I scrapbooked yesterday. I am up to Christmas of 2004. Yikes! Seriously, I don't think at this point it is humanly possible to get caught up. It has become a source of stress for me - the behindness not the scrapbooking. I love scrapbooking, I really do - I just wonder if it is really worth it? Are my kids going to look back at their dozens ( I am not kidding) of albums and think "this is really cool that Mom did this" or "what a colossal waste of time and what I am supposed to do with these albums chronicling my every second as a child". I wonder this because my Mom was a picture taker - more so than anyone else in her family - but not compared to me, she's got nothing on the amount of pictures I take. I look back at the albums she has and I don't feel slighted, and don't think to myself "I wish she had taken one more picture of me blowing out the candles on my third birthday or I wish she had a picture of my first time eating rice krispies trying so hard to master the pincer grasp". I know I am excessive, I really do - but it is my thing. I LOVE taking pictures of my kids. I LOVE trying to capture their sweet baby faces and chubby little legs so that when they are grown I can look back and remember. I guess it is my own way of trying to freeze time. So I keep scrappin' along. My goal at this point is to get up to January of 2005 in each album and then to Evan's first birthday in his and then maybe start current and work backwards - even though that is SO against what my brain tells me to do. We will see what happens. I actually got all the stuff back out today to make a birthday card. Saved myself two bucks and it is super cute!

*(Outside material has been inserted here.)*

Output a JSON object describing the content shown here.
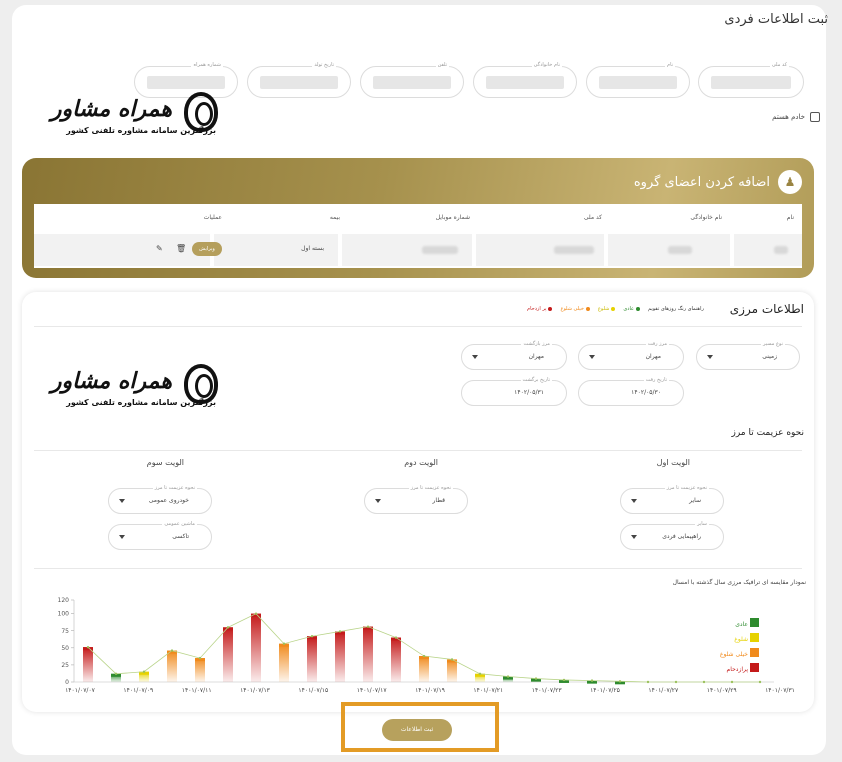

The boys wanted to have a picnic at lunch today. They had the iceberg tent outside and wanted to eat in it. I made them their lunches and took it out to them. They were so happy. Evan sat on the little checkered tablecloth munching away while Spence decided to stay inside the tent. It was SO cute! I was tempted to get the camera out and start snapping away but my head says " just more pictures to scrap" so I didn't. Then the bees started coming around. They seem to be all over at this time of year. Especially around our Sedums. Which is where the picnic was taking place. So they came in and ate at the dining room table. It was cute while it lasted.
I am back on the weight loss track. I am determined to try to start eating better and exercising more. I am not going to dwell on it here but by writing it down it seems more "official" I guess. Ok - off to a birthday party where there will be cake and my kids won't finish theirs and as a Mom it is my duty to make sure that cake does not go to waste..... that is my dilemma.